Quel est ce nouveau projet ?

J’ai été approché par Romain Vidal qui vient du secteur des fonds d’investissement. Il a co-fondé « Olympact » et m’a présenté leur projet. L’idée c’était de créer un fonds d’investissement marqué par les valeurs du sport. Nous récupérons des fonds venant d’investisseurs privés et nous les réinjectons dans des boîtes en développement. Mais pas n’importe quelle entreprise. Nous souhaitons investir auprès de startups qui se développent et qui ont une mission RSE forte (Responsable Sociétale des Entreprises, ndlr). Et puis un des prérequis également : on travaille avec des boîtes qui ont la vision « people first », c’est-à-dire qui créent des environnements de travail bienveillants pour les collaborateurs et non des usines à burn-out.

Tu nous as contacté il y a quelques semaines pour une mise en contact avec d’anciens sportifs et sportives de haut niveau, à quel niveau entrent-ils en jeu ?
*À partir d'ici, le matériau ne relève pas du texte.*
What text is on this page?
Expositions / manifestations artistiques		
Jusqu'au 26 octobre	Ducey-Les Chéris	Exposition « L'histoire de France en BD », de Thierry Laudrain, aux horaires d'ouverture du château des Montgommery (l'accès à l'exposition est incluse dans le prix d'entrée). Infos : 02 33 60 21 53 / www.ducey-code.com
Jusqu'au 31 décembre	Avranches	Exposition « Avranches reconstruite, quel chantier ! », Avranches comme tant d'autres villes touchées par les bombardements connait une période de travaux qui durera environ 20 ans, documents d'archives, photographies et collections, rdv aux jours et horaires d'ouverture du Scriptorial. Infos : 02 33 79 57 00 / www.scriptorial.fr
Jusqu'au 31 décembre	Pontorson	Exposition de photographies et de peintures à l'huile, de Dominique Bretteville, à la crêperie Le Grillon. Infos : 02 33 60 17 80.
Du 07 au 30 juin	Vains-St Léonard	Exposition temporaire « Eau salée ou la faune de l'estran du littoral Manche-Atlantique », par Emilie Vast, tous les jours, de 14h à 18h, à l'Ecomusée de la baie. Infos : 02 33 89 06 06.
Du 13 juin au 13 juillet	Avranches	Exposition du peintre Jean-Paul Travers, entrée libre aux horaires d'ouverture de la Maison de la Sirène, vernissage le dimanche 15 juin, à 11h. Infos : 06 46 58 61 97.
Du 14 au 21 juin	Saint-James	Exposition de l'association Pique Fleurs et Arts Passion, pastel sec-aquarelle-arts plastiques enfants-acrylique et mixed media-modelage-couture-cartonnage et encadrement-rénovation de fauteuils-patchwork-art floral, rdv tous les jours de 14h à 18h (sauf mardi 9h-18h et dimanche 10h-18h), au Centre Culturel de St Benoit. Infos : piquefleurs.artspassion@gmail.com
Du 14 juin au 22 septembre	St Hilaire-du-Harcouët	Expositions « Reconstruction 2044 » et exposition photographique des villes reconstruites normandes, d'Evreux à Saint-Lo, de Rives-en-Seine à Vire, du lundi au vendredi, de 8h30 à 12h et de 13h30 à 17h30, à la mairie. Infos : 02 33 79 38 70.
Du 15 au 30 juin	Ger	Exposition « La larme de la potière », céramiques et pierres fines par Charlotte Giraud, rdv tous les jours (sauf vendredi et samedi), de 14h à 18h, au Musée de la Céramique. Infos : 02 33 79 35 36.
Ces startups se développent et embauchent. Notre mission c’est de leur présenter un pool de ressources humaines qui pourraient convenir à ce système. Pendant leur carrière, les sportifs ont développé pleins de qualités, de compétences qui sont en corrélation avec les valeurs des startups. Certaines startups souhaitent diversifier leur source d’embauche : généralement les profils dans les startups sont les étudiants d’école de commerce. Les sportifs ont peut-être moins d’expériences ou de formation mais ils ont des expériences de vie différentes. De plus en plus de recruteurs cherchent davantage du « savoir être » que du « savoir-faire ». Le savoir-faire ça s’apprend, alors que le savoir être c’est quelque chose que l’on a ou que l’on n’a pas. Les sportifs ont développé une capacité à s’adapter, à travailler en équipe, à répondre à des objectifs. C’est ce que les startups recherchent.

Ma mission c’est donc de créer ce pool de talents anciens sportifs, de les identifier, de cartographier leurs compétences, leurs appétences. On fait pareil avec les startups et ensuite on fait de la mise en relation.

D’après toi pourquoi les startups peuvent être un espace d’épanouissement pour d’anciens sportifs de haut niveau ?

Une startup c’est dynamique, c’est jeune, c’est challengeant. Il y a du sens à ce que l’on fait et on peut avancer très vite. C’est un milieu plus agile que les grandes entreprises, un milieu en constante évolution. À l’instar d’une carrière sportive quand on a des entrainements qui ne se ressemblent pas, des matchs, différents clubs avec différentes histoires : ça bouge tout le temps. Le monde des startups c’est pareil.

Par ailleurs, les startups sont prêtes à former les sportifs et sportives, à les accompagner pour qu’ils s’épanouissent : ils veulent des gens sur lesquels compter et qui soient fiers de travailler dans ce milieu. Les former c’est aussi un moyen d’embarquer un collaborateur de façon optimale : en général, tout joueur garde un lien particulier avec son club formateur. C’est pareil dans le milieu de l’entreprise.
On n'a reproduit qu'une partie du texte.